Though one would have to categorize it as a romantic comedy, Andrew Bujalski’s latest doesn’t act like a typical example of the genre, and that’s all to the good. “Results” also scores by providing a rare leading role for long-time second-tier player Kevin Corrigan—one that suits his shambling, goofy persona perfectly—while surrounding him with quartet of engaging actors to afford him the kind of support he’s so long given others.

The script is focused around an Austin gym, run by enthusiastic trainer Trevor (Guy Pearce), who espouses a philosophy called Power 4 Life. His most popular employee is Kat (Cobie Smulders), a super-fit woman who’s sometimes a mite too aggressive, accosting, for example, one deadbeat client on the street. But though the two bicker like Tracy and Hepburn, they’re obviously simpatico, though not a couple (even if they once were): Trevor is much too focused on building a larger facility based on his training philosophy for a serious personal relationship, and he spends his nights alone—except for his dog—watching the cable commercials of the man he aspires to emulate—Russian Grigory (Anthony Michael Hall), who’s apparently making good money hawking his personal brand of fitness kettlebells. (It’s not clear how Kat spends hers.)

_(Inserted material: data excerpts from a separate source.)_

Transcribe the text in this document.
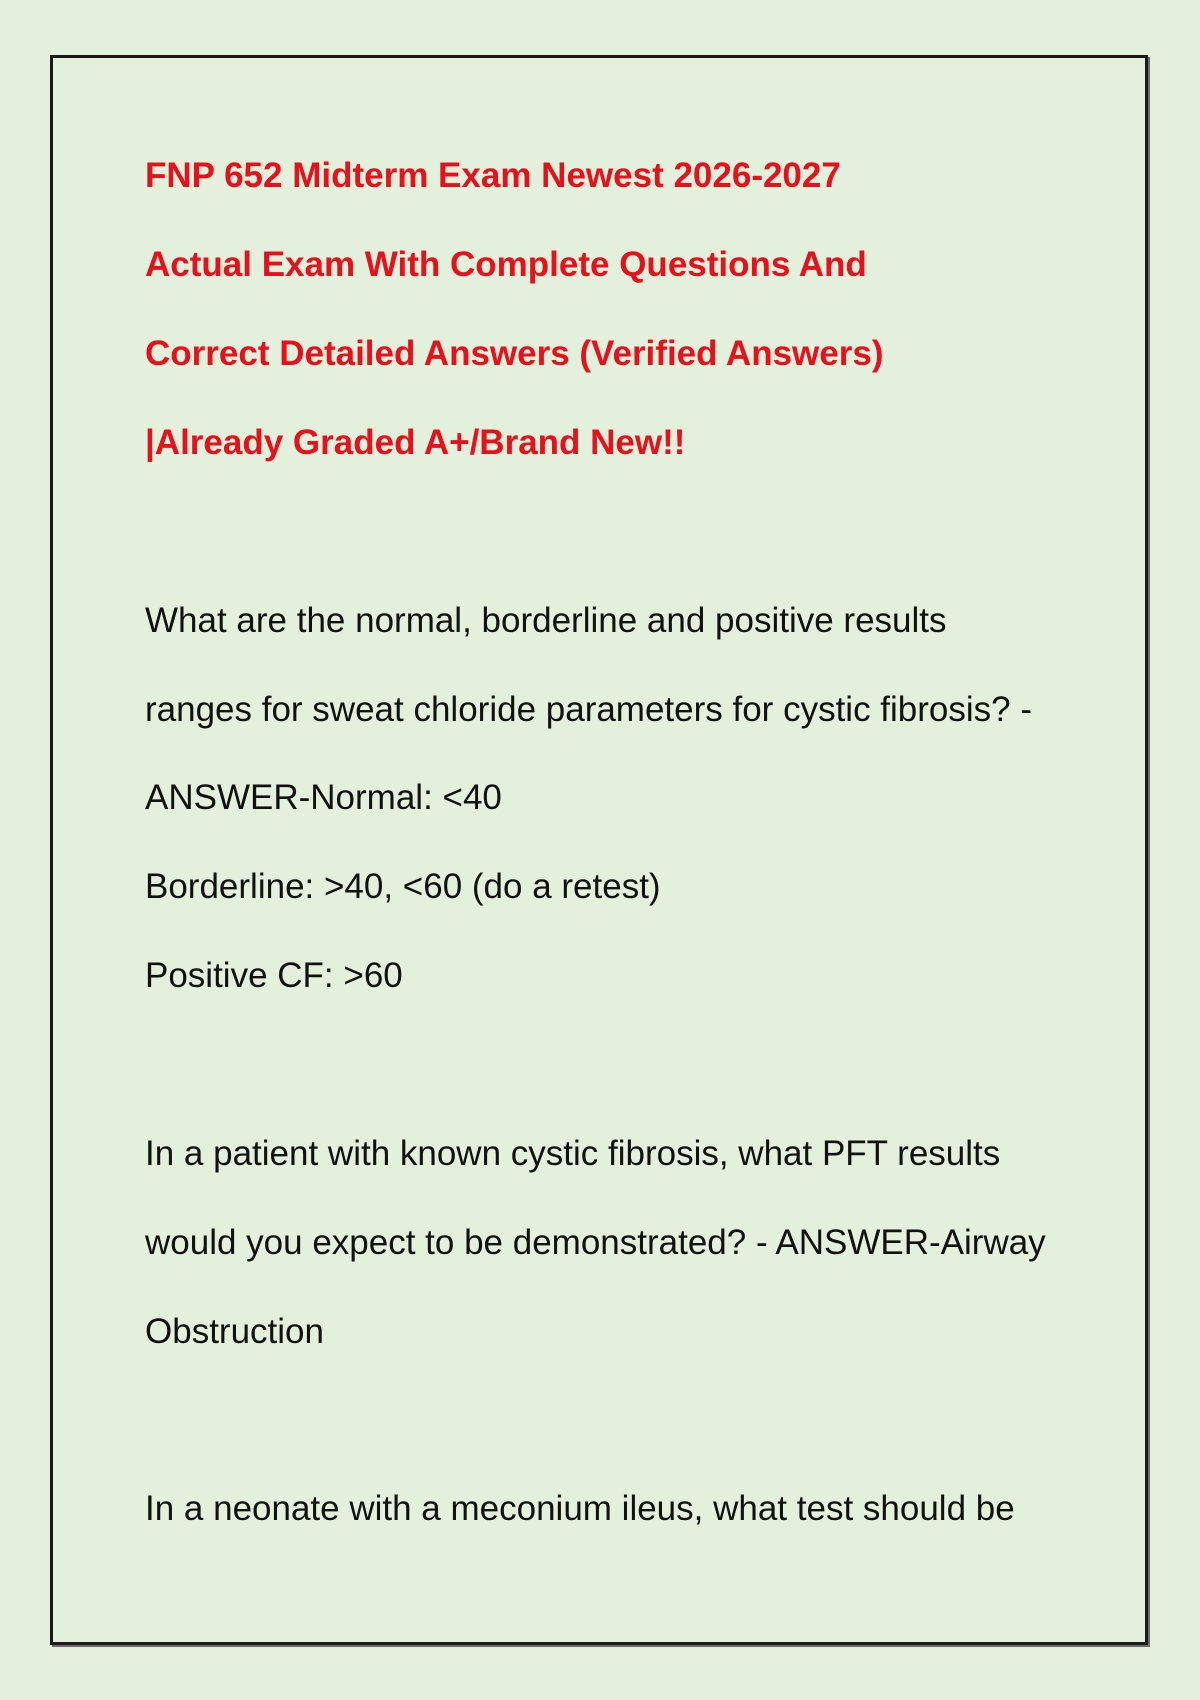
FNP 652 Midterm Exam Newest 2026-2027

Actual Exam With Complete Questions And

Correct Detailed Answers (Verified Answers)

|Already Graded A+/Brand New!!

What are the normal, borderline and positive results

ranges for sweat chloride parameters for cystic fibrosis? -

ANSWER-Normal: <40

Borderline: >40, <60 (do a retest)

Positive CF: >60

In a patient with known cystic fibrosis, what PFT results

would you expect to be demonstrated? - ANSWER-Airway

Obstruction

In a neonate with a meconium ileus, what test should be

Enter Danny (Corrigan), a beefy, just-divorced New Yorker who’s settled into an Austin mansion after inheriting a lot of money from his mother, who unbeknownst to him had wed a rich Texan before expiring. Lonely and bored in his nearly-vacant place, and pretty much incapable of doing anything himself (he even has to pay a serviceman to turn on his new flat-screen TV), he happens into Trevor’s establishment, totally out of shape and looking to buy a program that could, as he puts it, let him take a punch without keeling over. After some argument, Kat gets the assignment and goes to Danny’s place to begin their sessions in the elaborate home gym he’s assembled.

But Danny’s not all that serious about exercising: he still eats food he shouldn’t, and ventures out to bars to enjoy a beer, during one such outing meeting a lawyer so sloppily dressed that he mistakes him for a drug dealer (Giovanni Ribisi). And when it comes to his Power 4 Life program (for which he’d paid years in advance), it quickly becomes apparent that he’s more interested in Kat than in treadmills and weightlifting. She’s a total professional, of course, and finds his clumsy attempts at romancing her—a catered dinner accompanied by live music—totally inappropriate, which threatens the windfall his business has brought to Trevor, who’d hoped to use it to build the bigger place he’s dreamed of. In one of the picture’s typically quirky turns, though, Danny and Trevor become pals, and Danny even agrees to fund Trevor’s fantasy gym. In the end, though, that deal proves to be the means through which Trevor and Kat are finally brought together—an outcome in which both Danny and Grigory play a part. And if you go back to Danny’s initial meeting with Trevor, one scene near the close of the movie shows that he got what he originally bargained for, too.

What’s so pleasant about “Results” is that Bujalski toys with the conventions of typical romantic comedies in such a low-key, unassuming way that the pattern it’s following is barely perceptible until everything falls into place. In other words, it takes you by surprise—something that the genre rarely does. That’s due largely to Corrigan, whose amiable buffoonery is endearing rather than irritating, and in the end proves that Danny is a lot cagier than he appears. Pearce and Smulders are fine as a couple of hard-driving fitness devotees who seem incapable of realizing they’re meant for each other until prodded to do so by an unlikely source, and both Ribisi and Hall bring amusingly laid-back skill to their relatively few scenes.

With its unhurried, low-key tone (the editing is by Robin Schwartz) and a visual style that avoids Hollywood slickness (the production design is by Michael Bricker and the cinematography by Matthias Grunsky), Bujalski’s movie could never be mistaken for a studio product. But the droll way in which it simultaneously subverts and embraces the conventions of the romcom template makes it a genuine find. And it has happily found a way to put Corrigan at center stage in a part that’s a sort of apotheosis of the character he’s been honing on the sidelines for decades.